The exclusive report by Tarra Quismundo presented an overview of the problem:
“Corruption remains prevalent in the government, Morales said, noting that her office had received thousands of complaints about graft and corrupt practices and other administrative violations.
“Most of the new cases filed last year involved local officials, a total of 1,092, while police officers accounted for more than 600 cases.
“Other officials who faced investigation by the Ombudsman include those from the military and the education, finance, natural resources, justice and agriculture departments, as well as state universities and colleges, and the fire protection and jail management bureaus.”
And yet Morales, with her team of dedicated lawyers and staff, has achieved much higher solution rates (defined as the percentage of cases “dismissed, forwarded to the courts, or resulted in administrative penalties” out of the Office of the Ombudsman’s total caseload). Beyond its double-digit conviction rate, the Office of the Ombudsman has also managed to pursue plunder charges against three incumbent senators and a host of other active government officials.
Why are the number of corrupt officials and bureaucrats still at “super” levels?

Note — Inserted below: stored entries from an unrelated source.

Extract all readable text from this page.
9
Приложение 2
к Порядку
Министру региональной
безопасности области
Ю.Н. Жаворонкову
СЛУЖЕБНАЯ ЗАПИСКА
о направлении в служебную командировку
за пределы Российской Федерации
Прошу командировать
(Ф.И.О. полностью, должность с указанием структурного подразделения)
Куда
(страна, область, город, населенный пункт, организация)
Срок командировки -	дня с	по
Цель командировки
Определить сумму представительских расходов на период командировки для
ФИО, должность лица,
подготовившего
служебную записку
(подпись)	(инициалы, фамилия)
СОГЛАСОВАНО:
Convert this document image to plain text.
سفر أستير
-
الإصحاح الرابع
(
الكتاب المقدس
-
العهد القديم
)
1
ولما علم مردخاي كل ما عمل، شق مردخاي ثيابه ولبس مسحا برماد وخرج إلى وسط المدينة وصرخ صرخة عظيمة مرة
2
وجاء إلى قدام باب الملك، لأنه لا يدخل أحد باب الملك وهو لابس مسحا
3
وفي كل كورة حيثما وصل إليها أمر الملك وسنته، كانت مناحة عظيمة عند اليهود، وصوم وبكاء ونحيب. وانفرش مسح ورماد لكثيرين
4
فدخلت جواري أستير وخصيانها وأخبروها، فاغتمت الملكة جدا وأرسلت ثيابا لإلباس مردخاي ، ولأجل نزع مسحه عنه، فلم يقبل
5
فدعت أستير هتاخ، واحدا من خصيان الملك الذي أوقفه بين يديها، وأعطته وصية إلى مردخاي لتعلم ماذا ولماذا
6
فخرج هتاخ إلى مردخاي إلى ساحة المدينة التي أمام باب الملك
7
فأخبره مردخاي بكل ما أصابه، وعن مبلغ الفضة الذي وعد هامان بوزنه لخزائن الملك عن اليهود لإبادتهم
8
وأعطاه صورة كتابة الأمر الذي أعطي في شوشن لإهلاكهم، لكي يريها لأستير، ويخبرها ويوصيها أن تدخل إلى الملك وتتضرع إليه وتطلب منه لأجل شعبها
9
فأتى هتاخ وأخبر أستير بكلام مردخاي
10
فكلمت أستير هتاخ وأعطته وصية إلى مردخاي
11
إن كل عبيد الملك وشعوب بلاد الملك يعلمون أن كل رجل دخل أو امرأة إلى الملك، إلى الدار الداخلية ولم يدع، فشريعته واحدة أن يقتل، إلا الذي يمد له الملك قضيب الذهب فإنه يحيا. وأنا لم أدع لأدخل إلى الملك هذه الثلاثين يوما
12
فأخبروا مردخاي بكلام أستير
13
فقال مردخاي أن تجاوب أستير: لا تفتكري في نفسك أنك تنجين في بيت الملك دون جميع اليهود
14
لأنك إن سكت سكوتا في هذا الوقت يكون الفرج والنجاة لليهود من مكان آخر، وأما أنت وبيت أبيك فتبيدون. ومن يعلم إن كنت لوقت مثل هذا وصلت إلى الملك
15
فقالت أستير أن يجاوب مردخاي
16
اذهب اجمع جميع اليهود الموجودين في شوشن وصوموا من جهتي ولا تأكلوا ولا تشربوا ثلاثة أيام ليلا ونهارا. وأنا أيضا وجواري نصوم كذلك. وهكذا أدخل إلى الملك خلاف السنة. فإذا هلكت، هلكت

Part of the answer must lie in the sheer size of the government. A thought experiment: If each of the Ombudsman’s total caseload of 11,000-odd cases had been filed against only one official or bureaucrat, without any duplication in the identities of the respondent, the number would represent less than 1 percent of the government workforce of 1.3 million. But it is common knowledge that some officials or government employees face multiple graft or plunder charges; this means that the total number of government officials or employees facing cases at the Office of the Ombudsman must be even smaller.
Considering that many Filipinos continue to report personal encounters with corrupt officials, a caseload representing less than 1 percent of government employees must be seen as still low. Even given the record low of 32 percent of Filipino managers who said they had personal knowledge of a corrupt transaction with the government (in the 2014/2015 Social Weather Stations Survey of Enterprises on Corruption), we should still expect the Ombudsman’s total caseload to continue growing despite Morales’ high-profile successes against the corrupt.
Part of the answer must also lie precisely in those successes. If an Ombudsman can pursue cases against the most powerful opposition politician in the Senate, or two popular actor-senators, the ordinary Filipino who has personal knowledge of a corrupt transaction may be emboldened to file a case—instead of, say, spreading the news on social media. Lost in the cycle of recrimination and counter-recrimination over the alleged corruption in the Arroyo administration and the Aquino administration’s aggressive pursuit of plunder and graft cases against Arroyo officials is the sense or sentiment first given voice by a witness in a Senate hearing early in the Aquino term: Complaints have been heard, and cases filed, precisely because the change in administration gave the complainants and petitioners hope. The same dynamic must be at work with the Ombudsman’s caseload.
But shouldn’t the Aquino administration’s vaunted “daang matuwid” mean fewer corrupt officials, fewer encounters with corrupt transactions, fewer acts of corruption? Not everyone on the President’s team is on the same page. But even assuming that “daang matuwid” as a reform program is entirely successful, reform is not the answer to human nature.
Systemwide change is. Yes, it begins with the election of officials of integrity, as Morales said. But greater transparency, higher standards of accountability, simplified government processes, better pay: These are all part of the tedious, practical, non-super answer.